In the period from the beginning of 2020 to the beginning of 2022, the key rate of the Central Bank of America was at the plinth level: it was 0-0.25%. And since February 2022, the US Federal Reserve has revived sharply. Jerome Powell, always cautious in his words, suddenly dared. He said without half-hints and ambiguity: the Federal Reserve System chooses a course to tighten monetary policy and will carry it out to the extent necessary to eliminate inflation (more precisely, to reduce its level to 2-3 percent).

On February 16, the Federal Open Market Committee (FOMC) raised the key interest rate by 0.25 percentage points (25 basis points) to 0.25-0.5%.

The next step was made on May 4, when the key rate was raised by two standard steps: (ie. by 50 basis points) to 0.75-1%.

Another step was taken on June 16. This step caused a great resonance both in the USA and abroad. The Fed raised the key rate by three "steps" (75 basis points) at once, and it amounted to 1.5-1.75%. The last such three-step jump was implemented by the Federal Reserve System in 1994. On July 27, the Federal Open Market Committee made another step toward raising the key rate. He once again raised the key rate to three "steps" — 2.25-2.50%. This was followed by an increase in the federal funds rate to 3.25% in September, and on November 11 it was increased to 4%. In other words, the Federal Reserve System for the first time in 109 years of its existence has carried out four successive rate increases of 75 basis points!

The increase in the key rate is accompanied by a movement towards "quantitative tightening". The latter includes the sale of the Federal Reserve System from his own portfolio of those treasury and mortgage securities that he has accumulated over the years. Monthly sales of treasury bonds worth 30 billion dollars and mortgage-backed securities worth 17.5 billion dollars took place during the summer. In September, the volume of bond sales will double to 60 billion US dollars in the form of treasury bonds and 35 billion US dollars in the form of mortgage-backed securities.

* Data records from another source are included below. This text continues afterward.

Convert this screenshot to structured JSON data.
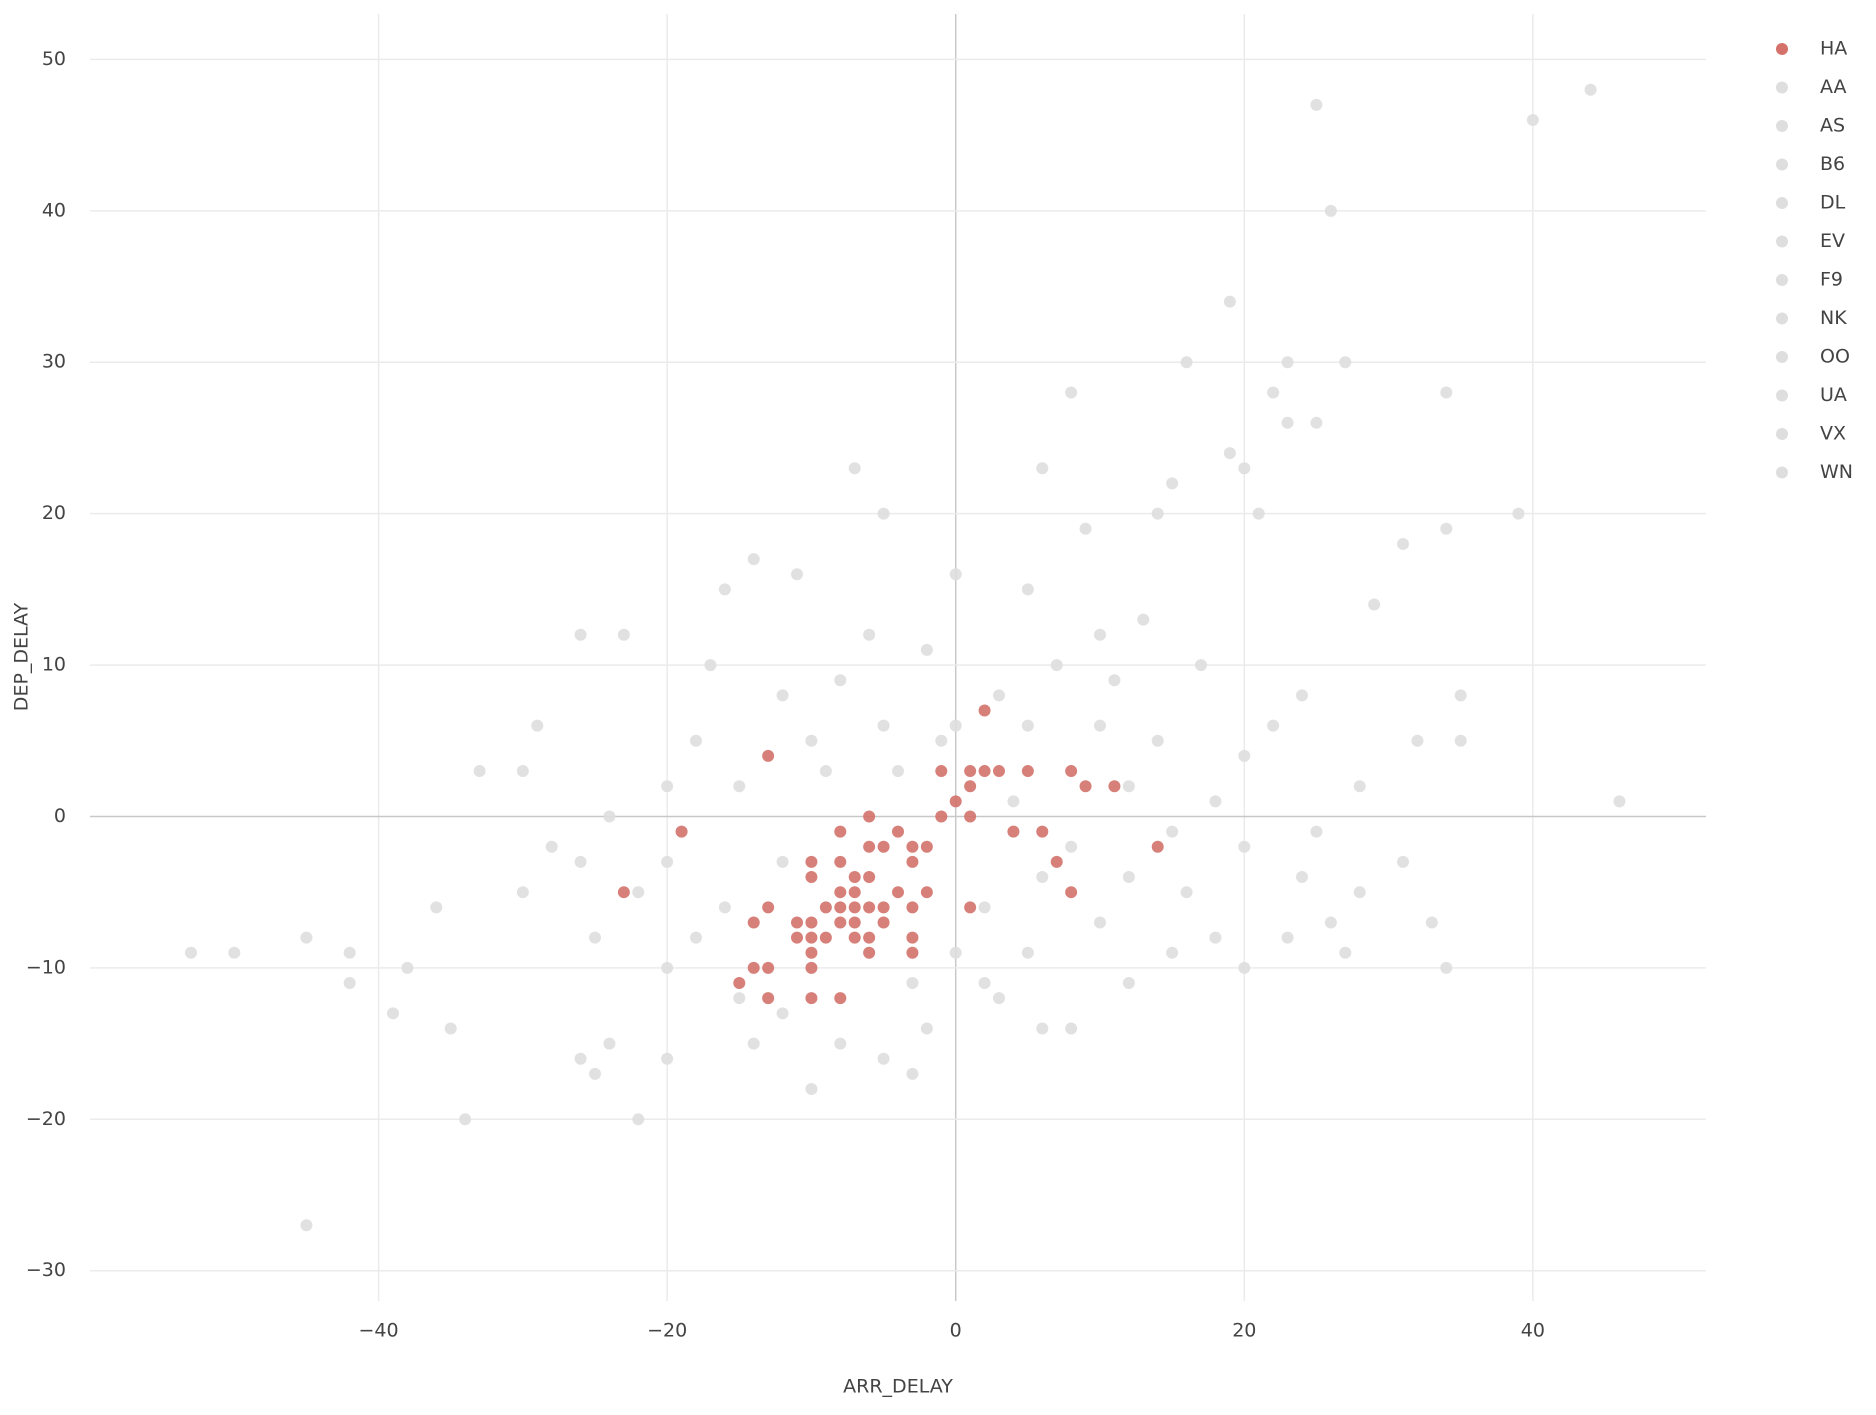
{
  "chart_data": {
    "type": "scatter",
    "x_label": "ARR_DELAY",
    "y_label": "DEP_DELAY",
    "xlim": [
      -60,
      52
    ],
    "ylim": [
      -32,
      53
    ],
    "xticks": [
      {
        "value": -40,
        "label": "−40"
      },
      {
        "value": -20,
        "label": "−20"
      },
      0,
      20,
      40
    ],
    "yticks": [
      {
        "value": -30,
        "label": "−30"
      },
      {
        "value": -20,
        "label": "−20"
      },
      {
        "value": -10,
        "label": "−10"
      },
      0,
      10,
      20,
      30,
      40,
      50
    ],
    "grid": true,
    "legend": "right",
    "series": [
      {
        "name": "HA",
        "color": "#d3716a",
        "x": [
          2,
          -13,
          -1,
          1,
          2,
          3,
          5,
          8,
          1,
          9,
          11,
          0,
          -1,
          1,
          -19,
          -6,
          -4,
          4,
          6,
          -8,
          -5,
          -3,
          -2,
          -6,
          14,
          -10,
          -8,
          -3,
          7,
          -10,
          -7,
          -6,
          -23,
          -8,
          -7,
          -4,
          -2,
          8,
          -13,
          -9,
          -8,
          -7,
          -6,
          -5,
          -3,
          1,
          -11,
          -10,
          -8,
          -7,
          -14,
          -5,
          -11,
          -10,
          -9,
          -7,
          -6,
          -3,
          -10,
          -6,
          -3,
          -14,
          -13,
          -10,
          -15,
          -13,
          -10,
          -8
        ],
        "values": [
          7,
          4,
          3,
          3,
          3,
          3,
          3,
          3,
          2,
          2,
          2,
          1,
          0,
          0,
          -1,
          0,
          -1,
          -1,
          -1,
          -1,
          -2,
          -2,
          -2,
          -2,
          -2,
          -3,
          -3,
          -3,
          -3,
          -4,
          -4,
          -4,
          -5,
          -5,
          -5,
          -5,
          -5,
          -5,
          -6,
          -6,
          -6,
          -6,
          -6,
          -6,
          -6,
          -6,
          -7,
          -7,
          -7,
          -7,
          -7,
          -7,
          -8,
          -8,
          -8,
          -8,
          -8,
          -8,
          -9,
          -9,
          -9,
          -10,
          -10,
          -10,
          -11,
          -12,
          -12,
          -12
        ]
      },
      {
        "name": "AA",
        "color": "#dedede",
        "x": [
          -53,
          -50,
          -45,
          -45,
          -42,
          -42,
          -39,
          -34,
          -22,
          -10,
          44,
          25
        ],
        "values": [
          -9,
          -9,
          -8,
          -27,
          -11,
          -9,
          -13,
          -20,
          -20,
          -18,
          48,
          47
        ]
      },
      {
        "name": "AS",
        "color": "#dedede",
        "x": [
          40,
          26,
          19,
          16,
          23,
          27,
          8,
          22,
          34,
          23,
          25,
          19
        ],
        "values": [
          46,
          40,
          34,
          30,
          30,
          30,
          28,
          28,
          28,
          26,
          26,
          24
        ]
      },
      {
        "name": "B6",
        "color": "#dedede",
        "x": [
          -7,
          6,
          20,
          15,
          39,
          -5,
          14,
          21,
          34,
          31,
          29,
          46
        ],
        "values": [
          23,
          23,
          23,
          22,
          20,
          20,
          20,
          20,
          19,
          18,
          14,
          1
        ]
      },
      {
        "name": "DL",
        "color": "#dedede",
        "x": [
          35,
          35,
          32,
          31,
          33,
          34,
          27,
          20,
          -3,
          -25,
          -26,
          -20
        ],
        "values": [
          8,
          5,
          5,
          -3,
          -7,
          -10,
          -9,
          -10,
          -17,
          -17,
          -16,
          -16
        ]
      },
      {
        "name": "EV",
        "color": "#dedede",
        "x": [
          -14,
          -33,
          -29,
          -26,
          -23,
          -14,
          -16,
          -11,
          0,
          9,
          -17,
          -30
        ],
        "values": [
          -15,
          3,
          6,
          12,
          12,
          17,
          15,
          16,
          16,
          19,
          10,
          3
        ]
      },
      {
        "name": "F9",
        "color": "#dedede",
        "x": [
          -36,
          -38,
          -35,
          -24,
          -5,
          3,
          6,
          8,
          12,
          15,
          18,
          23
        ],
        "values": [
          -6,
          -10,
          -14,
          -15,
          -16,
          -12,
          -14,
          -14,
          -11,
          -9,
          -8,
          -8
        ]
      },
      {
        "name": "NK",
        "color": "#dedede",
        "x": [
          26,
          28,
          25,
          28,
          24,
          17,
          13,
          10,
          5,
          -2,
          -6,
          -12
        ],
        "values": [
          -7,
          -5,
          -1,
          2,
          8,
          10,
          13,
          12,
          15,
          11,
          12,
          8
        ]
      },
      {
        "name": "OO",
        "color": "#dedede",
        "x": [
          -18,
          -20,
          -24,
          -28,
          -30,
          -25,
          -20,
          -15,
          -12,
          -8,
          -2,
          2
        ],
        "values": [
          5,
          2,
          0,
          -2,
          -5,
          -8,
          -10,
          -12,
          -13,
          -15,
          -14,
          -11
        ]
      },
      {
        "name": "UA",
        "color": "#dedede",
        "x": [
          5,
          10,
          12,
          15,
          18,
          20,
          22,
          10,
          5,
          0,
          -5,
          -10
        ],
        "values": [
          -9,
          -7,
          -4,
          -1,
          1,
          4,
          6,
          6,
          6,
          6,
          6,
          5
        ]
      },
      {
        "name": "VX",
        "color": "#dedede",
        "x": [
          -15,
          -20,
          -16,
          -12,
          -4,
          4,
          8,
          12,
          3,
          -8,
          -3,
          0
        ],
        "values": [
          2,
          -3,
          -6,
          -3,
          3,
          1,
          -2,
          2,
          8,
          9,
          -11,
          -9
        ]
      },
      {
        "name": "WN",
        "color": "#dedede",
        "x": [
          2,
          6,
          -1,
          -18,
          -22,
          -26,
          16,
          20,
          24,
          14,
          7,
          11,
          -9
        ],
        "values": [
          -6,
          -4,
          5,
          -8,
          -5,
          -3,
          -5,
          -2,
          -4,
          5,
          10,
          9,
          3
        ]
      }
    ]
  }
}
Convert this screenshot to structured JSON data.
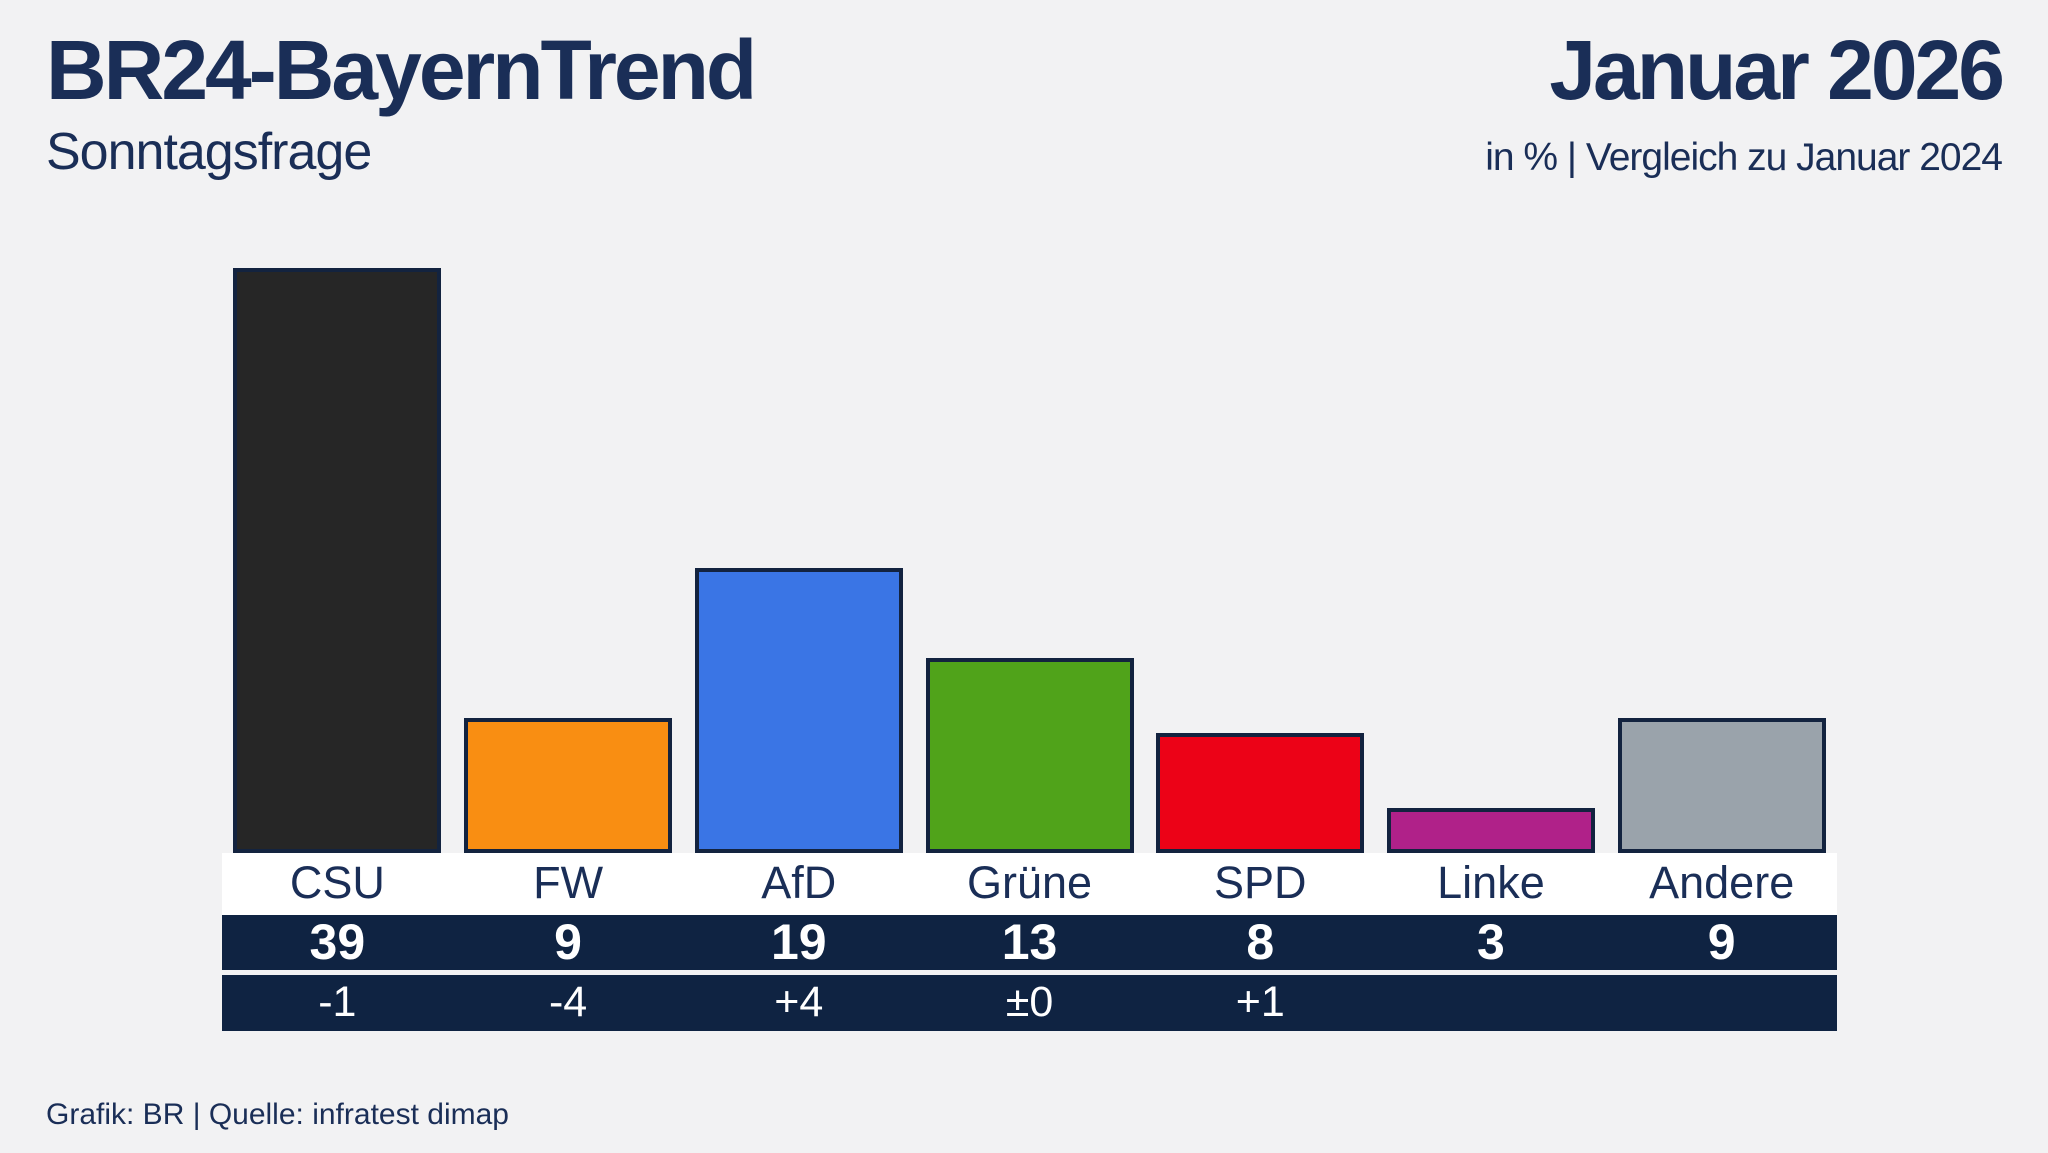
{
  "header": {
    "title": "BR24-BayernTrend",
    "subtitle": "Sonntagsfrage",
    "period": "Januar 2026",
    "note": "in % | Vergleich zu Januar 2024"
  },
  "footer": {
    "source": "Grafik: BR | Quelle: infratest dimap"
  },
  "colors": {
    "background": "#f2f2f3",
    "navy_text": "#1a2e57",
    "navy_band": "#0f2342",
    "bar_border": "#13233f",
    "label_band_background": "#ffffff",
    "value_text": "#ffffff"
  },
  "chart_data": {
    "type": "bar",
    "title": "BR24-BayernTrend – Sonntagsfrage",
    "subtitle": "in % | Vergleich zu Januar 2024",
    "period": "Januar 2026",
    "unit": "%",
    "comparison_period": "Januar 2024",
    "categories": [
      "CSU",
      "FW",
      "AfD",
      "Grüne",
      "SPD",
      "Linke",
      "Andere"
    ],
    "values": [
      39,
      9,
      19,
      13,
      8,
      3,
      9
    ],
    "changes": [
      "-1",
      "-4",
      "+4",
      "±0",
      "+1",
      "",
      ""
    ],
    "bar_colors": [
      "#262626",
      "#f98e12",
      "#3a75e5",
      "#50a31a",
      "#ec0217",
      "#b02189",
      "#9aa3ab"
    ],
    "xlabel": "",
    "ylabel": "",
    "ylim": [
      0,
      40
    ],
    "grid": false,
    "legend": false,
    "value_labels_position": "band-below",
    "source": "Grafik: BR | Quelle: infratest dimap"
  }
}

Analysts are asking questions: how strong is the US economy, can it withstand the anti-inflationary drug called "monetary tightening"? By most estimates, monetary tightening is highly likely to trigger a much deeper and more damaging global recession than the 2008-2009 crisis. 

Key Terms: Federal Reserve, quantitative easing, federal funds rate, key rate, global inflation, quantitative tightening, mortgage-backed securities, derivatives, global recession.